On 08/11/2014 09:59 PM, Alexander Graf wrote:
On 31.07.14 11:34, Alexey Kardashevskiy wrote:
This implements DDW for emulated PHB.
This advertises DDW in device tree.
Signed-off-by: Alexey Kardashevskiy <address@hidden>
---
The DDW has not been tested as QEMU does not implement any 64bit DMA capable
device and existing linux guests do not use DDW for 32bit DMA.
Can't you just add the pci config space bit for it to the e1000 emulation?

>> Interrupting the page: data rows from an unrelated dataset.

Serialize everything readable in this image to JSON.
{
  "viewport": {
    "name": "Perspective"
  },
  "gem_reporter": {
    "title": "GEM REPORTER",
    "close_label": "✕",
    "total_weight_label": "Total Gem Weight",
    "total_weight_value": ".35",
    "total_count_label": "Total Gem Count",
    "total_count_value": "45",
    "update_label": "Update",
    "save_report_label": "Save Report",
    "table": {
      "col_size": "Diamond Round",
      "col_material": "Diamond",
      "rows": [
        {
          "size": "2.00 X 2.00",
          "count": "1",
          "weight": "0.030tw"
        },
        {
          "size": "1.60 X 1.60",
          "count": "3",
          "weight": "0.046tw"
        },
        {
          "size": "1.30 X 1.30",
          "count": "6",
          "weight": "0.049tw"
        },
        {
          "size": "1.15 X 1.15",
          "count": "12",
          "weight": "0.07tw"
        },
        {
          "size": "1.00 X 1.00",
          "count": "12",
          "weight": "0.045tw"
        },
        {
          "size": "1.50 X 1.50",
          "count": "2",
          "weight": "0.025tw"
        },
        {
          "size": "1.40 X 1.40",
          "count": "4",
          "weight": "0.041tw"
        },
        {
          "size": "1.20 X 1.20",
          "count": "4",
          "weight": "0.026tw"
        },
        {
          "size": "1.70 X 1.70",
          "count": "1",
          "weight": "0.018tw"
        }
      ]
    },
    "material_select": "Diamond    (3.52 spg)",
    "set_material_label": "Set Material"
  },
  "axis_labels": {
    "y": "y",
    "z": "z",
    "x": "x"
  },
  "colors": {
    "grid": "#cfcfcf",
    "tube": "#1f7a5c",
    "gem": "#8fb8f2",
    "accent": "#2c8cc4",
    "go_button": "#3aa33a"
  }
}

Sorry, I am not following you here. What bit in config space can enable
64bit DMA?
That one should be pretty safe, no?
---
hw/ppc/spapr_pci.c | 65
+++++++++++++++++++++++++++++++++++++++++++++
include/hw/pci-host/spapr.h | 5 ++++
2 files changed, 70 insertions(+)
diff --git a/hw/ppc/spapr_pci.c b/hw/ppc/spapr_pci.c
index 230b59c..d1f4c86 100644
--- a/hw/ppc/spapr_pci.c
+++ b/hw/ppc/spapr_pci.c
@@ -22,6 +22,7 @@
* OUT OF OR IN CONNECTION WITH THE SOFTWARE OR THE USE OR OTHER
DEALINGS IN
* THE SOFTWARE.
*/
+#include "sysemu/sysemu.h"
#include "hw/hw.h"
#include "hw/pci/pci.h"
#include "hw/pci/msi.h"
@@ -650,6 +651,8 @@ static void spapr_phb_finish_realize(sPAPRPHBState
*sphb, Error **errp)
/* Register default 32bit DMA window */
memory_region_add_subregion(&sphb->iommu_root, 0,
spapr_tce_get_iommu(tcet));
+
+ sphb->ddw_supported = true;
Unconditionally?
Yes. Why not? I cannot think of any case when we would not want this. In
practice there is very little chance it will ever be used anyway :) There
is still a machine option to disable it completely.
Also, can't you make the ddw enable/disable flow go set-only? Basically
have the flag in the machine struct if you must, but then on every PHB
instantiation you set a QOM property that sets ddw_supported respectively?
Uff. Very confusing review comments today :)
For VFIO, ddw_supported comes from the host kernel and totally depends on
hardware.
For emulated, there is just one emulated PHB (yes, can be many but noone
seems to be using more in reality) and what you suggest seems to be too
complicated.
This DDW thing - it is not really dynamic in the way it is used by the
existing linux guest. At the boot time the guest driver looks at DMA mask
and only if it is >32bit, it creates DDW, once, and after that the windows
remains active while the guest is running.